I can intellectually trace for you how I came to move from socialist to postliberal, but it may just be that I hung out with evangelical Christians for religious reasons and found it more congenial to hold their politics as well. I have asserted before that bright students like to identify with those who claim to be the bright ones of society, and in their socially insecure highschool and college days adopt the views of those they think are coolest. I can certainly accuse myself of that, and have seen it in others. Law used to be a conservative profession, but as people saw how to use the law to effect social change, those interested in social change went into it, and it is more politically mixed now. Social work and psychology have been overwhelmingly liberal, and those entering those professions tend to acquire even more of those views. Librarians had the stereotype of being personally conservative and thus people expected a similar staunch defense of the status quo from them. But it is a female profession and thus focused on women's rights and women's lives, moving it into more liberal camps. First Amendment issues before the days of speech codes and political correctness tended to pit them against social conservatives. They work for governments and/or schools, allying them with Democrats - it is now a very liberal profession, partly because of who librarians associated with.
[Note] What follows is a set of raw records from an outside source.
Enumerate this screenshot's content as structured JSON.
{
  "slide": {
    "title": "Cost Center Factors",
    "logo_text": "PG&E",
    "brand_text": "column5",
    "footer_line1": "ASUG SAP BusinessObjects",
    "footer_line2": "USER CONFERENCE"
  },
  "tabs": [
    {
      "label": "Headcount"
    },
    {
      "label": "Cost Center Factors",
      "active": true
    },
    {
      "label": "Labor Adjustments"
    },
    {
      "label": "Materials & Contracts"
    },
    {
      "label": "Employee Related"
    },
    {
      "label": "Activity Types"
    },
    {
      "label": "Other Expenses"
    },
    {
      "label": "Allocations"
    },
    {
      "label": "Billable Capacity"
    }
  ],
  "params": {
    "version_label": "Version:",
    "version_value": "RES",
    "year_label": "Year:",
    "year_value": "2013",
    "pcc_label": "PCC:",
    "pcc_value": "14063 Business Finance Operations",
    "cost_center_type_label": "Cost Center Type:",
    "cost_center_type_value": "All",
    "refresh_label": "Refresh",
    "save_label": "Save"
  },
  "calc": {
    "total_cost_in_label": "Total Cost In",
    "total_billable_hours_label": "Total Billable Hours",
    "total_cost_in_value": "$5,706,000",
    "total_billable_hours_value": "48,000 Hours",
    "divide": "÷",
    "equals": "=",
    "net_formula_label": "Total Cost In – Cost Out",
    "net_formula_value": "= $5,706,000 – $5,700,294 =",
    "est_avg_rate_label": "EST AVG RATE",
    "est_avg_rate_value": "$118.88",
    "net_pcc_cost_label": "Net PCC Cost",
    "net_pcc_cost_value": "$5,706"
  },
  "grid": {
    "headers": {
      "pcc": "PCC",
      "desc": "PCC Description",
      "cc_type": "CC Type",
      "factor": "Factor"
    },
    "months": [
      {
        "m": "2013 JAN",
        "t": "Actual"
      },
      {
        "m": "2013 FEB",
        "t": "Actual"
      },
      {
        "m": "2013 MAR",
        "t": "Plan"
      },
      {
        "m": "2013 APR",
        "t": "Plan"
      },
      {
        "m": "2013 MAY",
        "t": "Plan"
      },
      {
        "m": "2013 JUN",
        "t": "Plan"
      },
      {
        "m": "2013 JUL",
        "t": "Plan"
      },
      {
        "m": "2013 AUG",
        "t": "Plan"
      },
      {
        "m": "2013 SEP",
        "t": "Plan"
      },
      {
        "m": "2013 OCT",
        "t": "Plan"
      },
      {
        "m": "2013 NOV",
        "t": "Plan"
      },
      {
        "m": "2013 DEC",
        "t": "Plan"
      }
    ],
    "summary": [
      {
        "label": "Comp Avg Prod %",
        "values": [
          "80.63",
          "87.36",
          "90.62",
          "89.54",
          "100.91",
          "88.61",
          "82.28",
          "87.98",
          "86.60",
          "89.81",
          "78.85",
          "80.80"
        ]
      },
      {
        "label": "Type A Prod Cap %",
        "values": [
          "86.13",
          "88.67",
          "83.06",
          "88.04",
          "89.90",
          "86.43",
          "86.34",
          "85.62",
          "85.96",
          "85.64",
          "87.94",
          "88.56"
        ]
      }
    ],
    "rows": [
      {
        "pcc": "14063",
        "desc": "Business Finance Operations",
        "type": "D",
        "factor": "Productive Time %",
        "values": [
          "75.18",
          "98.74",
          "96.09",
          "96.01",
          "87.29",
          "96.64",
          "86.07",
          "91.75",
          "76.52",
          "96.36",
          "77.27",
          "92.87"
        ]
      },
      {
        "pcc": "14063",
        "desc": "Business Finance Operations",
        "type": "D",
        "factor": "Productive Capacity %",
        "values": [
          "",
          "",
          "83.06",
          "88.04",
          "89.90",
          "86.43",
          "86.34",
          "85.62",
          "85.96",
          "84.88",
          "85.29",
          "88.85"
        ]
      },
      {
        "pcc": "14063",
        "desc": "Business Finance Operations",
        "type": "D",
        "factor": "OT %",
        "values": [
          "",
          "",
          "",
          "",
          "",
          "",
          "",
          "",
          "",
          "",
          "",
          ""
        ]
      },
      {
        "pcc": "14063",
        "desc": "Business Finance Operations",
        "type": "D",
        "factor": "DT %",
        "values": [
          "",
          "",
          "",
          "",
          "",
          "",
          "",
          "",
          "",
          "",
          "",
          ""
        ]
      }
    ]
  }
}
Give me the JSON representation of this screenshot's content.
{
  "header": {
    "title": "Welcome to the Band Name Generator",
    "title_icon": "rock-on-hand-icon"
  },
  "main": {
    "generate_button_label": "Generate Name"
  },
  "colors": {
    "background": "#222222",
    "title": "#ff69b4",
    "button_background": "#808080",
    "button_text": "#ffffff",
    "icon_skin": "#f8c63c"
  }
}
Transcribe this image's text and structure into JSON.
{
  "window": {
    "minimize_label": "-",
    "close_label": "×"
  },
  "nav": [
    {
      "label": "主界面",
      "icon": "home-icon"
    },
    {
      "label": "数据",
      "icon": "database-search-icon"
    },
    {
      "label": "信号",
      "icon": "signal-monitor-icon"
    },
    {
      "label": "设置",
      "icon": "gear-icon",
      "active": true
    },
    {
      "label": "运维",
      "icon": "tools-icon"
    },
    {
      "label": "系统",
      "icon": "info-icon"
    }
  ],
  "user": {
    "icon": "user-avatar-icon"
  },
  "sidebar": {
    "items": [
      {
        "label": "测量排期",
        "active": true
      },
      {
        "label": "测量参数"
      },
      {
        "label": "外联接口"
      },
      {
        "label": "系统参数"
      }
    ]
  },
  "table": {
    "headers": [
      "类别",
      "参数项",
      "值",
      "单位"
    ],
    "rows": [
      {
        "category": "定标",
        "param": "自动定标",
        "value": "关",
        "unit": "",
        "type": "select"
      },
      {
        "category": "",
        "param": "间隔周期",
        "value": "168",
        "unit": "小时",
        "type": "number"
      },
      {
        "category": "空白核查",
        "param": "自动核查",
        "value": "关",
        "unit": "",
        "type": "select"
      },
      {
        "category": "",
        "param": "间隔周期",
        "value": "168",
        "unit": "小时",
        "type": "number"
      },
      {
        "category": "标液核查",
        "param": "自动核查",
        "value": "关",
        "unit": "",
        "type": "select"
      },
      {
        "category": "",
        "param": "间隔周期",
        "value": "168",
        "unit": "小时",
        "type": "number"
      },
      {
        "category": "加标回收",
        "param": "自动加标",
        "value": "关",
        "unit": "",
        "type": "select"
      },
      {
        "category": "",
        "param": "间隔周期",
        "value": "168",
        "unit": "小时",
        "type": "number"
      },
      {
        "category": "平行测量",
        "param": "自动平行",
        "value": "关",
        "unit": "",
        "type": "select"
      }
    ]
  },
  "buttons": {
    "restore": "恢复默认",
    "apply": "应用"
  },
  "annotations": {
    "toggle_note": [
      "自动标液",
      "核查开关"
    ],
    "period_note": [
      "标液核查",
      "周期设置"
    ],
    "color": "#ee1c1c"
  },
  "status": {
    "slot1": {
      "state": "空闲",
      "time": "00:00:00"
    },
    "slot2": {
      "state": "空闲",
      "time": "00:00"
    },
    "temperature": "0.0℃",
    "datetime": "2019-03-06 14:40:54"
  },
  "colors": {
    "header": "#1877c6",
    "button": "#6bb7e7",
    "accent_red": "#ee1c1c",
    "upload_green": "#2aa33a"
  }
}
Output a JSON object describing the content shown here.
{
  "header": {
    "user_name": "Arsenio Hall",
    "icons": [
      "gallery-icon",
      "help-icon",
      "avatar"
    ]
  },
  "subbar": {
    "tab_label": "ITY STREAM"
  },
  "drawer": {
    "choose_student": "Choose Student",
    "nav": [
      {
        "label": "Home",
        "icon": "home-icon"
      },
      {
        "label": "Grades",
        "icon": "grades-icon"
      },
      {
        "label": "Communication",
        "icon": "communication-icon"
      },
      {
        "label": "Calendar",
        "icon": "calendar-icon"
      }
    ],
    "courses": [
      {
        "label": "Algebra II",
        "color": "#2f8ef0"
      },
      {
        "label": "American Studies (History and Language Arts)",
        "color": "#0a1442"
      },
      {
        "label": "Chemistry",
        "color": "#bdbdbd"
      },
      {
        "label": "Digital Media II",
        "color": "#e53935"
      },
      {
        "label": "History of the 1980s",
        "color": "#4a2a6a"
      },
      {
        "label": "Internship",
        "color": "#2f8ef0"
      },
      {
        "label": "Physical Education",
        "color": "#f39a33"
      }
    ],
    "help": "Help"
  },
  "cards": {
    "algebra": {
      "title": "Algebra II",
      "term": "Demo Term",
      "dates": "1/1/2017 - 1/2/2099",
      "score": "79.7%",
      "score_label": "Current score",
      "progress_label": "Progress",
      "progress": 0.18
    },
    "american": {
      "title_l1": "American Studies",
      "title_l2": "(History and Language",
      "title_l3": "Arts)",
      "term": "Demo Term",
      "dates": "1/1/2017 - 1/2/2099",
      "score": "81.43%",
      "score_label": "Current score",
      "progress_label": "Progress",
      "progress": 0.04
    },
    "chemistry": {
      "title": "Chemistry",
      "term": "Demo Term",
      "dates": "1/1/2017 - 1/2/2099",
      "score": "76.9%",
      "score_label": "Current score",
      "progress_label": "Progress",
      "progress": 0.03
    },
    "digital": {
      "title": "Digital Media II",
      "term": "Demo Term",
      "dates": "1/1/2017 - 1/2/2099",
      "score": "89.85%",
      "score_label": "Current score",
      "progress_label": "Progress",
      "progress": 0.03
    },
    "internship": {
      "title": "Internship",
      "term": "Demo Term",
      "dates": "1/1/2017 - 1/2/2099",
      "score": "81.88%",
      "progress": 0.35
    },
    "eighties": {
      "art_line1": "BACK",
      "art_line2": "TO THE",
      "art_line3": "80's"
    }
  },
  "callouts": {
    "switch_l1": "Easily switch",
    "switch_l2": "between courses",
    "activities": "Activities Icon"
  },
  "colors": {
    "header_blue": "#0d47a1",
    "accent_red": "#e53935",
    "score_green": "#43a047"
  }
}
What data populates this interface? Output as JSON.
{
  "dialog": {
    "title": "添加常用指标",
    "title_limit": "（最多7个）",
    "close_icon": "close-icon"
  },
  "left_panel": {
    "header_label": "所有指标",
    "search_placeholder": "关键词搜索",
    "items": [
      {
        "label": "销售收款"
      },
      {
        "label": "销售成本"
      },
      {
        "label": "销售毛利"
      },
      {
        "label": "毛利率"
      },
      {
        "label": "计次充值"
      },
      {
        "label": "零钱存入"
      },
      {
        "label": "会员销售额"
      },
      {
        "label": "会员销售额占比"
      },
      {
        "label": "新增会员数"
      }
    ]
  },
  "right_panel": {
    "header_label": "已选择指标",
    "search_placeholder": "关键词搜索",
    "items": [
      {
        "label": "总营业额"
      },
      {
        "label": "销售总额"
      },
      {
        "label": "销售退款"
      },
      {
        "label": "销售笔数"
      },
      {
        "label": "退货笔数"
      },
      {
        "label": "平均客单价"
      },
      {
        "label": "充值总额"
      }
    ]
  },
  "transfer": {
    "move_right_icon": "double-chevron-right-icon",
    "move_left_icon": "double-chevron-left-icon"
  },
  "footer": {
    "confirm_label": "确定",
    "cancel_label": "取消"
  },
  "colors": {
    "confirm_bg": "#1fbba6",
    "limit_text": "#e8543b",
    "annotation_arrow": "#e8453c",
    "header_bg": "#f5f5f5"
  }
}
It's easy to see the evolutionary advantage of being in agreement with those around you. Yes, there may be some competitive advantage in showing the strength of independence within the group, but such things have their limit. If you live in Chief Wilbur's tribe, it is likely dangerous to take opposing views. We are social, we want to get along.

It's mostly a good thing.


james said...

Being social means, among other things, that you check for possible mental blindness by comparing to your peers. So, since bad companions ruin good morals (and intelligent analysis) by what rule can we select our companions, or guard against damage if we have no choice in the matter?

Truthers can hang out in their echo chambers and avoid Popular Science, and a careful youth can decide to avoid slackers and people who use slogans to replace thinking. The two situations aren't equivalent, but I don't know how to explain this in a way that will convince the truther.

Assistant Village Idiot said...

Yes, I have chosen friends well - or perhaps I should credit my wife for that, or the friends for choosing me. My two older sons seem to have done well on this score as well. The second two...improving. The fifth TBD, but so far, pretty good.

karrde said...

I find that it is hard to operate on the assumption that I may be wrong about something important.

On the other hand, I know that some of my actions appear right (or wrong!) to others, and that I disagree.

On the practical front, I occasionally find myself praying for forgiveness if I have sinned because any of these other influences have led me into sin.

Beyond that, I don't know what to say. If I can't trust my own thoughts, then I don't know what I can trust. Yet I know that not all my thoughts are my own. Many are borrowed or absorbed.

Even more frightening, the mental structures I use when I evaluate my thoughts are mostly borrowed, absorbed. Few of them were taught.

Am I about to repeat Socrates, and claim that knowledge is found by first admitting my ignorance? It seems to fit.